As the team continued exploring, what surfaced was the need to exercise self-awareness around one’s goal in the communication. The team identified two possible goals. One goal is wanting the other to acknowledge my position. It is an advocacy approach and has the tendency to move the conversation toward telling what the other person should do and how they should do it. The other goal is to better understand the other person’s point of view and concerns/aspirations. It is an inquiry approach and much more conducive to an acknowledgment, perhaps even appreciation, and empathy towards the other person.

I realized that in my previous day’s difficult conversation I was squarely into an advocacy goal. I had covered several times with the person the need to stay aware and monitor one’s negative judgment of others and I found myself becoming impatient as the person was lamenting and complaining about the behavior of others.

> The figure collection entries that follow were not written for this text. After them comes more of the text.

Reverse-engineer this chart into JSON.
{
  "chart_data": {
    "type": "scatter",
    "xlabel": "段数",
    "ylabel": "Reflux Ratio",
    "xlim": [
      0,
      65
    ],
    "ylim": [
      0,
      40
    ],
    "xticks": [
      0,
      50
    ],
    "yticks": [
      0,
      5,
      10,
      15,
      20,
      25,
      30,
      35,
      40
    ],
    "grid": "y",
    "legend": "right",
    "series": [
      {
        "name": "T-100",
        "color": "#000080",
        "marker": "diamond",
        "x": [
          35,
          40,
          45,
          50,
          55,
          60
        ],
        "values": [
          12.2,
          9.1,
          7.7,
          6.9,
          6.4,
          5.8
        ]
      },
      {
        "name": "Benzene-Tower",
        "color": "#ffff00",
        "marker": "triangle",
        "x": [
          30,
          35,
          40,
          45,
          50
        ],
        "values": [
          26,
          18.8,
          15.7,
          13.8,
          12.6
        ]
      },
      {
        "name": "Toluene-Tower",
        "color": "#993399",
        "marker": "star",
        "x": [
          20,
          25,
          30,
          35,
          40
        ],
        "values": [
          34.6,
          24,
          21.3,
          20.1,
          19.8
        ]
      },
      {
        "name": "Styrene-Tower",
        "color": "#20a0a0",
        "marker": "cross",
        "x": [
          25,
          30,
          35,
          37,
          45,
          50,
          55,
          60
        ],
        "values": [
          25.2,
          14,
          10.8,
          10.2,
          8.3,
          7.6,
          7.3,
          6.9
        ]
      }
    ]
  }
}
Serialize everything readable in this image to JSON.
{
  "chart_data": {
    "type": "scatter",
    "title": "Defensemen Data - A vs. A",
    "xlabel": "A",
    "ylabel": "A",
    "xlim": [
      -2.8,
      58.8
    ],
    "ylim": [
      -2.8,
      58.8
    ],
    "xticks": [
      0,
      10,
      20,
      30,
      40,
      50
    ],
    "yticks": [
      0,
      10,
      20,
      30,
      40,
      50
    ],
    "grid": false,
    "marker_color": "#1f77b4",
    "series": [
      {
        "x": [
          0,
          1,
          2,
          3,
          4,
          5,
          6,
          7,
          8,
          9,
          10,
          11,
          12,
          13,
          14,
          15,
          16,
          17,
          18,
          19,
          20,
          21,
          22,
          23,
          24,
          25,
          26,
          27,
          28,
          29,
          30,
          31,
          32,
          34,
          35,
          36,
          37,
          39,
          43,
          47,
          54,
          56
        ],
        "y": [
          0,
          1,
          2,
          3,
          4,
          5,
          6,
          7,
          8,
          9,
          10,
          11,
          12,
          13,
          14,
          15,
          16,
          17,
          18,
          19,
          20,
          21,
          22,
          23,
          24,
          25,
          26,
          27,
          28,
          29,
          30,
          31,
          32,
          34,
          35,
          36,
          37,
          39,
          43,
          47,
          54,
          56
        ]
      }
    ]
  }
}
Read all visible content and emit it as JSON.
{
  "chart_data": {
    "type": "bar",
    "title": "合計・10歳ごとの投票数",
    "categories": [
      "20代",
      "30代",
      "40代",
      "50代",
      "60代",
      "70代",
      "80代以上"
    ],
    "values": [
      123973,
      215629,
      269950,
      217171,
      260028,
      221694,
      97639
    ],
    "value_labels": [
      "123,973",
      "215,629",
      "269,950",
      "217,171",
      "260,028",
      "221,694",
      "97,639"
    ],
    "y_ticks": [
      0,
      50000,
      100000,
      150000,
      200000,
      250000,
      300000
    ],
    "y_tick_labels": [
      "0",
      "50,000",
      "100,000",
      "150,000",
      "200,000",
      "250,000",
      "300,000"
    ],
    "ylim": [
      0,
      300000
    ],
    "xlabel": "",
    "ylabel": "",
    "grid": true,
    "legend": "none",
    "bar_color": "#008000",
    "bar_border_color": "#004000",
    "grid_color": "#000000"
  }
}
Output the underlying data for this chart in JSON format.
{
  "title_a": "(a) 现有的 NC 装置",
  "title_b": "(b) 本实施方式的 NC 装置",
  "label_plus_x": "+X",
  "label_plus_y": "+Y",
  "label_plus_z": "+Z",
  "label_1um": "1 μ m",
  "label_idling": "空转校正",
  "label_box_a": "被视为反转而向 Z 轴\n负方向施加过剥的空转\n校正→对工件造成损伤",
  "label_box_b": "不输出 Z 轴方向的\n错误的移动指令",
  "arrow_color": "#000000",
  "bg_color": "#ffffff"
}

My style became more oriented towards advocacy as my impatience started creeping into the conversation and my likability score was plummeting. In fact, if I am honest, I was doing exactly what I attributed to the other. I became judgmental and impatient wanting the other person to change and increasingly frustrated, as they did not oblige.

As we were reviewing how to maintain awareness and make deliberate choices on the communication style, a participant in the workshop summarized very elegantly her understanding of the value and primary purpose of communicating. She said, “The purpose of communication is to build trust and relationships”. Furthermore she said, “It is a primary tool to exercise empathy and intimacy.” That was a gift of learning. I realized that practicing awareness around maintaining the course towards this goal, I could monitor my likability score, my patience score and make course corrections if needed. As I stay focused on building trust and the relationship I can make a deliberate effort to stay in an inquiry mode focusing on potential rather than interferences.